Frank scribbled furiously, and I began pacing. “Evie, interview a few teachers. Get some opinions from their trenches, but try to find a sampling of for and against. It’s important that we show both sides, or the story becomes opinion not reporting.” I stopped at Foster’s seat and kicked his chair.

He sighed but relented. “Chelsea, get student reactions. Look especially for alternative ideas from the study body that might satisfy the issues that led to the ruling. Is there a compromise?”

While he was speaking, he held up his right hand holding a pink slip of paper. I snatched it from his fingers and strode to the other side of the room to open it in peace.

 

The Paint Pot.

Table three. 7:00.

Seriously? Foster didn’t look at me, but he must have felt my glare, because the grin that crossed his face was the one he reserved for tormenting me.

The Paint Pot was one of those places where you paint your own…well, pot or mug or plate or whatever. They bake it for you in their kiln and then you have an immortalized piece of pottery to commemorate…your blind date with Mr. March.

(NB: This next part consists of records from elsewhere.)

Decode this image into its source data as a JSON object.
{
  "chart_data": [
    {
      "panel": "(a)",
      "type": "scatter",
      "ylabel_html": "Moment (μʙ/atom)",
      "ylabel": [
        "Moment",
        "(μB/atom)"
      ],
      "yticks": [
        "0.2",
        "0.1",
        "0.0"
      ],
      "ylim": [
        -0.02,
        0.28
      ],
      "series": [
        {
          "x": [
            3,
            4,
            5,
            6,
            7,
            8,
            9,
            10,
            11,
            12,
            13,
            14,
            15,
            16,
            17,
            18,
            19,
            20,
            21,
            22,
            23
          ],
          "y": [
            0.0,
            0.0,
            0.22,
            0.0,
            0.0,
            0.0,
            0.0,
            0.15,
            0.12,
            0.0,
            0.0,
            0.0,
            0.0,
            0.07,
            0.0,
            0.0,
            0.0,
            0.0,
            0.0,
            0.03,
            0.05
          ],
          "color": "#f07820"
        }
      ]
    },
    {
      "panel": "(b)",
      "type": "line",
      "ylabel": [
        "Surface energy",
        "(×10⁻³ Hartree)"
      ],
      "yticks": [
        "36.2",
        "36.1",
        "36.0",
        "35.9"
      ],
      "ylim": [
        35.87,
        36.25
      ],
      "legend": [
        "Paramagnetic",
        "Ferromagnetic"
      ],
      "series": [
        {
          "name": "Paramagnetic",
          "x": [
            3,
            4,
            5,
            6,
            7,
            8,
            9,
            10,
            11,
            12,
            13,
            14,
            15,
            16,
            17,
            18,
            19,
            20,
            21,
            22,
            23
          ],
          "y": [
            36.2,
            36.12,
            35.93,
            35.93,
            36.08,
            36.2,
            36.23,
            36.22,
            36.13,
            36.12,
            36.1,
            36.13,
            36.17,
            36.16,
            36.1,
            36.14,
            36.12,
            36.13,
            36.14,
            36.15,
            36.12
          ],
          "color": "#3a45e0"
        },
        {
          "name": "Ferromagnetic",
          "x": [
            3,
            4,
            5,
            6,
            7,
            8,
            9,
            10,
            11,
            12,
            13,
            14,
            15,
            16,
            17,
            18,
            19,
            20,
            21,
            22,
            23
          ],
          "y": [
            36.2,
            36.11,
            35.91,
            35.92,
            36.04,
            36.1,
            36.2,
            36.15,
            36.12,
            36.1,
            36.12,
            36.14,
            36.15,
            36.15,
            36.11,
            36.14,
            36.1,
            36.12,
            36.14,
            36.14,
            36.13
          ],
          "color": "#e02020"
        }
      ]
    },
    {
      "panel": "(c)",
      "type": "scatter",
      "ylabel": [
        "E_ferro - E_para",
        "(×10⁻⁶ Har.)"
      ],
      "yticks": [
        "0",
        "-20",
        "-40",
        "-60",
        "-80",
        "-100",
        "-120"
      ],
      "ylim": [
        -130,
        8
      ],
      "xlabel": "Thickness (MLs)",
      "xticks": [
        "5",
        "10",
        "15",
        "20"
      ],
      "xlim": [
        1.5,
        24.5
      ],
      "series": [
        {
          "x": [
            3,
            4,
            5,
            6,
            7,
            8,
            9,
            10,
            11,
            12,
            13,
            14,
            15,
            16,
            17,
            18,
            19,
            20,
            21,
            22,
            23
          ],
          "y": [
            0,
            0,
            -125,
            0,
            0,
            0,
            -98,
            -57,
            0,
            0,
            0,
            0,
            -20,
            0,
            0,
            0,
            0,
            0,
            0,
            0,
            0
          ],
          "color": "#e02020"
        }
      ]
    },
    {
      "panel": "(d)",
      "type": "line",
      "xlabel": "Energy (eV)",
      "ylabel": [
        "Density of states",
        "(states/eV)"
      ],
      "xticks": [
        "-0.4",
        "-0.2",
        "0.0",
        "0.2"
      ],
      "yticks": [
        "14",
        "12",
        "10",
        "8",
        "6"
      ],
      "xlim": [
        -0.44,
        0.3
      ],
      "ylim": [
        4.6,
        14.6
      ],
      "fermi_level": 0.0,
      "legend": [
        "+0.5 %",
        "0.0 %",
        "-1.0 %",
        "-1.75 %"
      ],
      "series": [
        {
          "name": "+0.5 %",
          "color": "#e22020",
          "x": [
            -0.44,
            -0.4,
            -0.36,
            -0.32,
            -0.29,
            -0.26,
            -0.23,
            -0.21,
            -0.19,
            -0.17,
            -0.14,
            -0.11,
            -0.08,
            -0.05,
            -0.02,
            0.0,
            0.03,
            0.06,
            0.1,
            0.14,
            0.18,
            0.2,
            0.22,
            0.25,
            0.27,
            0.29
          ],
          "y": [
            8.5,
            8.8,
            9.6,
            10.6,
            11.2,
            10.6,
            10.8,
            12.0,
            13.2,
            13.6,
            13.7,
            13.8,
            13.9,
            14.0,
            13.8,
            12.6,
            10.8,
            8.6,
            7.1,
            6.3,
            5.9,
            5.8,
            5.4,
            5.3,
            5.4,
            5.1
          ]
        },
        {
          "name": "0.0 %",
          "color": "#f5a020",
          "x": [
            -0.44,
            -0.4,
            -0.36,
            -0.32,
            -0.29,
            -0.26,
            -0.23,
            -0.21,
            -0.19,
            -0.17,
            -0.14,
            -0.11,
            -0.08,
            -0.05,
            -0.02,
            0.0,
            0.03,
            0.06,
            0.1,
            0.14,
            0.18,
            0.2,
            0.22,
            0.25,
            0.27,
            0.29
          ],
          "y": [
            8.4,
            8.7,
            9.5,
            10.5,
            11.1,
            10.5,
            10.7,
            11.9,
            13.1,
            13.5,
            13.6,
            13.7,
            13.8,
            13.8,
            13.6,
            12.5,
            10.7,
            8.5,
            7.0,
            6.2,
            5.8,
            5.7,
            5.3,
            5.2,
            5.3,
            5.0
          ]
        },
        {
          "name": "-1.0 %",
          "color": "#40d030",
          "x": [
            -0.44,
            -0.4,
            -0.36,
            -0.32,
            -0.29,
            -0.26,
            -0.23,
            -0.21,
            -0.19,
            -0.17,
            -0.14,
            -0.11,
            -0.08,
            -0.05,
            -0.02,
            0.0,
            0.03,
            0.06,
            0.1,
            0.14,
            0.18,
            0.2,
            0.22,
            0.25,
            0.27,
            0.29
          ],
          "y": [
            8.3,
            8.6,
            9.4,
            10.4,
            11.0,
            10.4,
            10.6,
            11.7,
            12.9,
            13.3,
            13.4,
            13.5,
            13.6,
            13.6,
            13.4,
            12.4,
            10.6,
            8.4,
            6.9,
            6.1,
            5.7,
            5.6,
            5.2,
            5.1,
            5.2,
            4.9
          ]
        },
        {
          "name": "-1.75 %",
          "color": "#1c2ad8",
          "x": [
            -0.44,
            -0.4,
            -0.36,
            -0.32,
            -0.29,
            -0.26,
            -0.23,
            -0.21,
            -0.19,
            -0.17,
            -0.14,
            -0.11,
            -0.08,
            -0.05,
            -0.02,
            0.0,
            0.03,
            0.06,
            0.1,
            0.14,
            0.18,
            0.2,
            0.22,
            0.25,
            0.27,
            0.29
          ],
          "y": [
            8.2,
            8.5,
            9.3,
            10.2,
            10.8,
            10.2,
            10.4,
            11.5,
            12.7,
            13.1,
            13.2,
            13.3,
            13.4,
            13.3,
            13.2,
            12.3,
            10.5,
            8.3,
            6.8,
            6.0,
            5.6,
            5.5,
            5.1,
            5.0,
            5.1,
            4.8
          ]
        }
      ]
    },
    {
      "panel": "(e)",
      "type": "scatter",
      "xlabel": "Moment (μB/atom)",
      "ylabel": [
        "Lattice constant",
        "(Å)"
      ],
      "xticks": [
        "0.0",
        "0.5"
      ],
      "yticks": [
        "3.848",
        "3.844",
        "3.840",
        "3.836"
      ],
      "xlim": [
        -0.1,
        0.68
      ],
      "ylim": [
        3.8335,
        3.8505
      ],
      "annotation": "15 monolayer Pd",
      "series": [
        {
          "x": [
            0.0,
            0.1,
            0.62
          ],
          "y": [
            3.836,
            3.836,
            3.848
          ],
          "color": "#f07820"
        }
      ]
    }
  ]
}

I’m not one of those people who saves little pieces of memorabilia. The past belongs right where it is as far as I’m concerned. My favorite holiday is New Year’s Day—I never have a problem saying goodbye to the old year and hello to the new.

The crew filed out, leaving Foster and me alone. Again. I didn’t understand why that made me feel so weird lately. I mean, the only feelings I harbored for my lost relationship with Foster were not the kind that make your stomach feel full of butterflies. Maybe a rock tumbler full of stones…but not butterflies.

“Was the Paint Pot your idea?” I asked.

“Actually, no. The girls are being surprisingly independent on this venture. And they are taking it very seriously.”

I checked out his grandpa shirt. “But the Salad Bowl—that was all you, wasn’t it?”

He gifted me with the smile signifying another point for Team Hell. “Yeah. I remembered how much you used to love bowling.”

“I hate bowling.”

“I know. I just told you I remembered.”

I sucked in a deep breath and tried to think of my happy place. Unfortunately, we were already standing in my happy place and it was less than joyful.

“How are the photo shoots going? Any proofs?”

Mr. Self-Satisfied snickered. “Don’t you worry about the photo shoots. Your job is clear—we just need you to stand around and look pretty for a while.”

I was about to berate him when he stopped me.

“Or at least fair-looking, if you think you can manage it.”

It hurt. I knew he was only being mean because I was poking him about having to take beefcake photos—well, that and the fact that he was evil. But it still hurt.

I stormed out, riding the waves of my righteous anger for the rest of the day.

 

* * *

 

Arriving at the Paint Pot ten minutes early still didn’t get me there before my date. I peered in the window and saw a very big linebacker sitting at a table already. I wonder if Foster didn’t tell the guys to be there at a different time than me just so I wouldn’t have a chance to get comfortable with my surroundings first.

My pocket buzzed. I pulled out my phone but didn’t recognize the number.

“Hello?”

“Hey. It’s Micah.”

My heart skipped a beat. “How did you get my number?”

“I can’t give you my sources, Ms. Reporter. I heard you had another date tonight and just didn’t want you to forget about me.”

Like that was going to happen. “You are breaking the rules,” I said sternly through a smile.